En effet, malgré l’humour attendu qui caractérise la première partie, durant laquelle les villageois de Jabar, où le réalisateur est caché, révèlent leurs idiosyncrasies, le film devient vite tragique, alors que la comédie prend une tournure de plus en plus dramatique, évoquant l’absurdité d’une chasse aux sorcières aux conséquences très tangibles. Jabar se situe tout près de la frontière turkmène, et on croit d’abord qu’il s’agit là de l’ultime pied-de-nez au gouvernement iranien de la part de Panahi : se mettre en scène sur la frontière en tissant un récit de personnages qui fuient le pays. Or, c’est sa propre peur qu’il immortalise en fait, à l’occasion d’une scène nocturne où il hésite longuement à emprunter le chemin des passeurs vers un lieu de tournage dont lui parle son cadreur, se retrouvant finalement pile sur la frontière, dont il détalle anxieusement dès qu’il s’en rend compte. Ceci marque d’ailleurs le début de la fin pour lui, puisqu’il se retrouve ensuite mêlé à un litige qui mobilise tout le village, après avoir supposément pris une photo d’un couple d’amoureux interdit. L’histoire dégénère rapidement, dû aux traditions dogmatiques de l’endroit, et se déploie inexorablement vers un dénouement tragique, qui vient entacher d’une façon notoire l’impeccable humanisme de l’auteur. Pas par mesquinerie bien sûr, mais par une sorte de fatalisme qui vient nous crever le cœur. De même, les mises en abyme ne revêtent plus seulement ici une valeur ludique, mais servent à montrer un réalisateur qui perd contrôle de son cinéma, un réalisateur dont le cinéma se retourne contre lui et l’accable. Lorsque le film se termine, sur un plan de lui qui endure les signaux sonores incessants qu’émettent le tableau de bord de son camion avant d’activer le frein à main pour s’arrêter, c’est une tragédie absolue. On verse une larme en espérant qu’il ne s’agisse pas là d’un adieu. (Olivier Thibodeau)

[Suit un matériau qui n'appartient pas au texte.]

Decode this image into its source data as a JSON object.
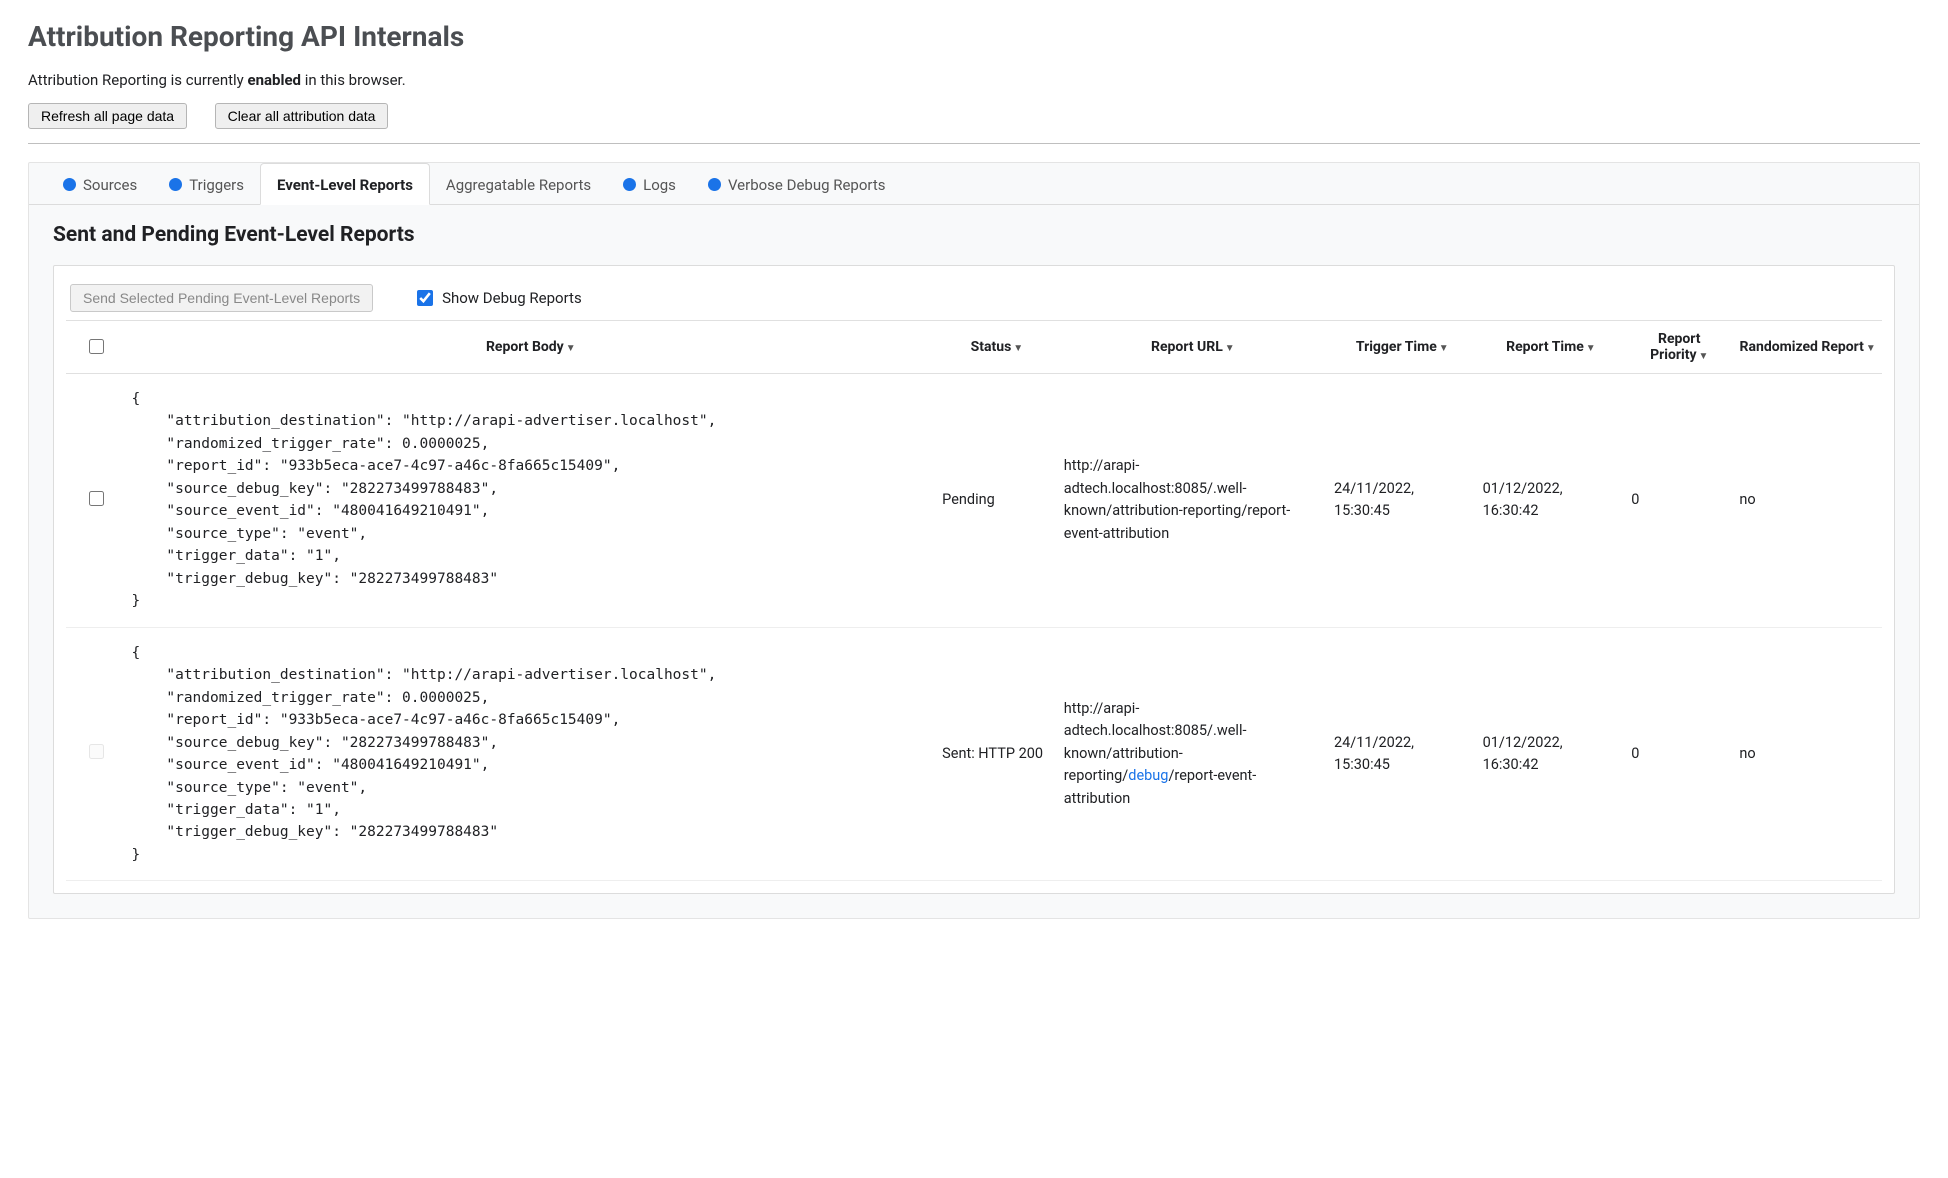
{
  "header": {
    "title": "Attribution Reporting API Internals",
    "status_prefix": "Attribution Reporting is currently ",
    "status_state": "enabled",
    "status_suffix": " in this browser.",
    "refresh_btn": "Refresh all page data",
    "clear_btn": "Clear all attribution data"
  },
  "tabs": [
    {
      "label": "Sources",
      "dot": true,
      "active": false
    },
    {
      "label": "Triggers",
      "dot": true,
      "active": false
    },
    {
      "label": "Event-Level Reports",
      "dot": false,
      "active": true
    },
    {
      "label": "Aggregatable Reports",
      "dot": false,
      "active": false
    },
    {
      "label": "Logs",
      "dot": true,
      "active": false
    },
    {
      "label": "Verbose Debug Reports",
      "dot": true,
      "active": false
    }
  ],
  "section_title": "Sent and Pending Event-Level Reports",
  "toolbar": {
    "send_btn": "Send Selected Pending Event-Level Reports",
    "show_debug_label": "Show Debug Reports",
    "show_debug_checked": true
  },
  "columns": {
    "body": "Report Body",
    "status": "Status",
    "url": "Report URL",
    "trigger_time": "Trigger Time",
    "report_time": "Report Time",
    "priority": "Report Priority",
    "randomized": "Randomized Report"
  },
  "rows": [
    {
      "checkable": true,
      "body": {
        "attribution_destination": "http://arapi-advertiser.localhost",
        "randomized_trigger_rate": 2.5e-06,
        "report_id": "933b5eca-ace7-4c97-a46c-8fa665c15409",
        "source_debug_key": "282273499788483",
        "source_event_id": "480041649210491",
        "source_type": "event",
        "trigger_data": "1",
        "trigger_debug_key": "282273499788483"
      },
      "status": "Pending",
      "url_pre": "http://arapi-adtech.localhost:8085/.well-known/attribution-reporting/report-event-attribution",
      "url_debug": "",
      "url_post": "",
      "trigger_time": "24/11/2022, 15:30:45",
      "report_time": "01/12/2022, 16:30:42",
      "priority": "0",
      "randomized": "no"
    },
    {
      "checkable": false,
      "body": {
        "attribution_destination": "http://arapi-advertiser.localhost",
        "randomized_trigger_rate": 2.5e-06,
        "report_id": "933b5eca-ace7-4c97-a46c-8fa665c15409",
        "source_debug_key": "282273499788483",
        "source_event_id": "480041649210491",
        "source_type": "event",
        "trigger_data": "1",
        "trigger_debug_key": "282273499788483"
      },
      "status": "Sent: HTTP 200",
      "url_pre": "http://arapi-adtech.localhost:8085/.well-known/attribution-reporting/",
      "url_debug": "debug",
      "url_post": "/report-event-attribution",
      "trigger_time": "24/11/2022, 15:30:45",
      "report_time": "01/12/2022, 16:30:42",
      "priority": "0",
      "randomized": "no"
    }
  ]
}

prod. Dongyu Club, Fusee, Happinet Phantom Studios, Loaded Films, Urban Factory, W
PLAN 75
Chie Hayakawa | Japon/Philippines/France/Qatar | 2022 | 112 minutes | Panorama international
C’est avec une exquise subtilité que Chie Hayakawa met en scène ce récit d’anticipation troublant, caustique et opportun, adapté du segment éponyme qu’elle avait conçu pour Jû-nen : Ten Years Japan (2018). Faisant le pari de la sobriété, observant avec un détachement presque documentaire la chorale de ses personnages, elle ne tombe jamais dans le mélodrame, laissant l’horreur s’inscrire dans l’extrême vraisemblance de sa diégèse et le déroulement anodin des péripéties, profitant d’un clair-obscur étudié pour suggérer un monde crépusculaire où les soins gériatriques se résument désormais au suicide assisté. Face au phénomène du vieillissement de la population, le gouvernement japonais introduit le plan 75, visant à accompagner vers la mort toutes les personnes volontaires âgées de 75 ans et plus, encouragées à mettre fin à leurs jours pour mieux bénéficier la société. Suivant trois personnages révélateurs (une vieille dame solitaire, un jeune fonctionnaire qu’on croirait vendeur de chars et une aide-soignante philippine qui devient bourreau des aîné.e.s), le film aborde la question de trois angles distincts, complémentaires dans la mise en contexte d’un problème protéiforme, lié surtout à l’atrocité d’un système économique anthropophage. Or, c’est dans le déroulement de leurs existences banales, plus que dans tout discours déclamatoire que la critique sociale prend forme, dans un humanisme entier, antithétique de l’humanisme factice des pouvoirs à l’écran, aidé par une caméra qui s’attarde longtemps sur les personnages et les lieux, question d’inviter le spectateur à la réflexion à savoir s’il s’agit vraiment là du monde qui nous attend dans nos propres sociétés vieillissantes…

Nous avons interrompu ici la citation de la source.